The films featured in Revisioning Recovery include Robeson Rises, directed by Michael Pogoloff; Razing Liberty Square (work-in-progress) directed by Katja Esson; The Right to Be Rescued, directed by Jordan Melograna & Rooted in Rights; The Sacrifice Zone, directed by Julie Winokur; and a sneak peek of We Still Here, directed by Eli Jacobs Fantauzzi. You can watch the trailers for these films at www.workingfilms.org/revisioning-recovery.

“The underlying themes and messages explored in these films resonate with environmental events we are experiencing today,” said North Carolina Humanities’ Executive Director Sherry Paula Watkins. “It is our hope that these films will bring people together, virtually or in a limited capacity, to have meaningful discussions about our varied relationships with the environment and equitable disaster preparedness, response, and recovery in our state.”

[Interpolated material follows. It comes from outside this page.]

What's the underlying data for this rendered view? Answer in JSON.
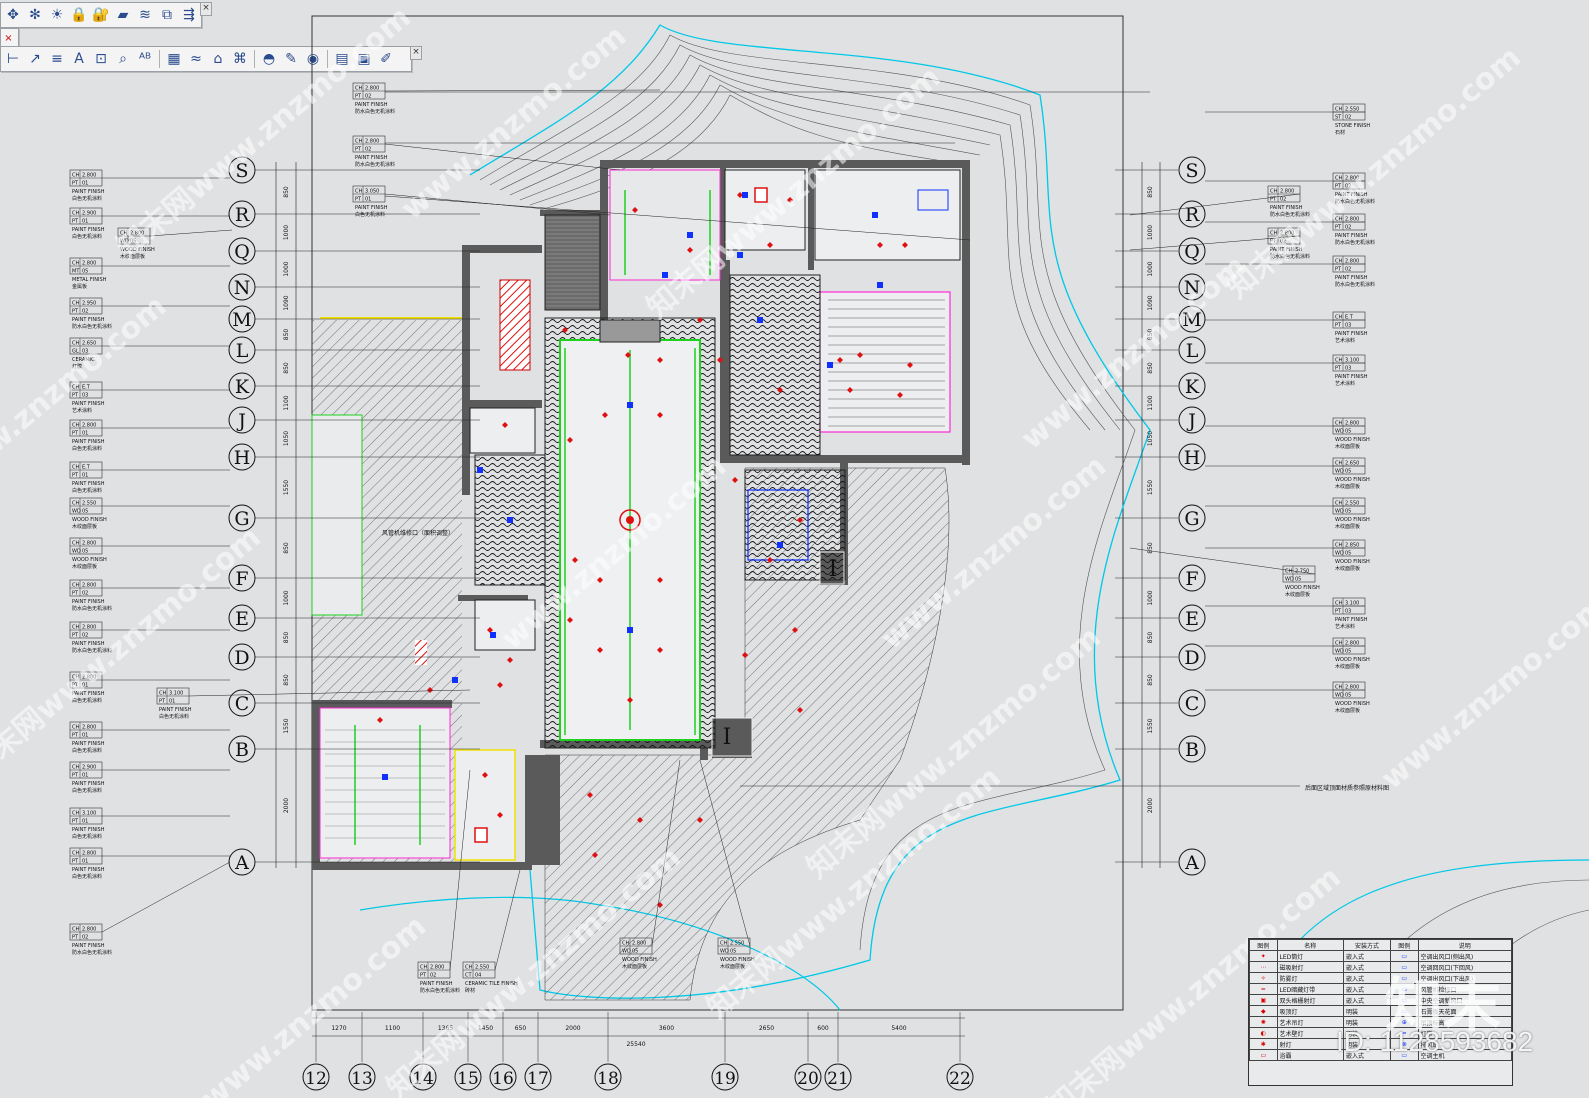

Working Films Impact Coordinator, Hannah Hearn, adds “most of our team is based in North Carolina, so we are no stranger to the issues that arise with disaster prep and recovery. We have seen our same community members who are overlooked in everyday life continue to be overlooked during disasters. The inequities that have always been there become glaringly apparent. We hope this tour promotes conversations on this issue, even after the screenings are over, and we hope it encourages people to take next steps to figure out how to create equitable emergency response in their own town.”

 
Communities across North Carolina, and the United States, have faced increasing threats from climate disasters including hurricanes, wildfires, floods, and tornadoes which leave them hoping to recover before the next climate event occurs. Equitable disaster preparedness and recovery are important, especially in communities where preparation and recovery efforts have historically experienced inequities. Revisioning Recovery examines and explores the issue of how preparedness and recovery can become more inclusive and allow everyone to thrive .

About the Revisioning Recovery Collaboration: 

North Carolina Humanities and Working Films have partnered on this presentation of Revisioning Recovery as part of North Carolina Humanities’ “Watershed Moments” initiative and Working Films’ Revisioning Recovery campaign. 

“Watershed Moments” was created by North Carolina Humanities to explore our varied relationships with the environment, culturally and historically. Programs include a Statewide Read of The Water Knife by Paolo Bacigalupi, and Dry by Neal and Jarrod Schusterman as well as the statewide tour of the Smithsonian exhibit, Water/Ways. “Watershed Moments” is part of the national initiative on “Democracy and the Informed Citizen” administered through the Federation of State Humanities Councils and funded by the Andrew W. Mellon Foundation. North Carolina Humanities is a statewide nonprofit and affiliate of the National Endowment for the Humanities.

Revisioning Recovery is a project of Working Films, a national nonprofit organization based in Wilmington, NC. Recognizing the power of stories to inform and inspire, Working Films builds partnerships between nonfiction media-makers, nonprofit organizations, educators and advocates to advance social justice and environmental protection, and support community-based change.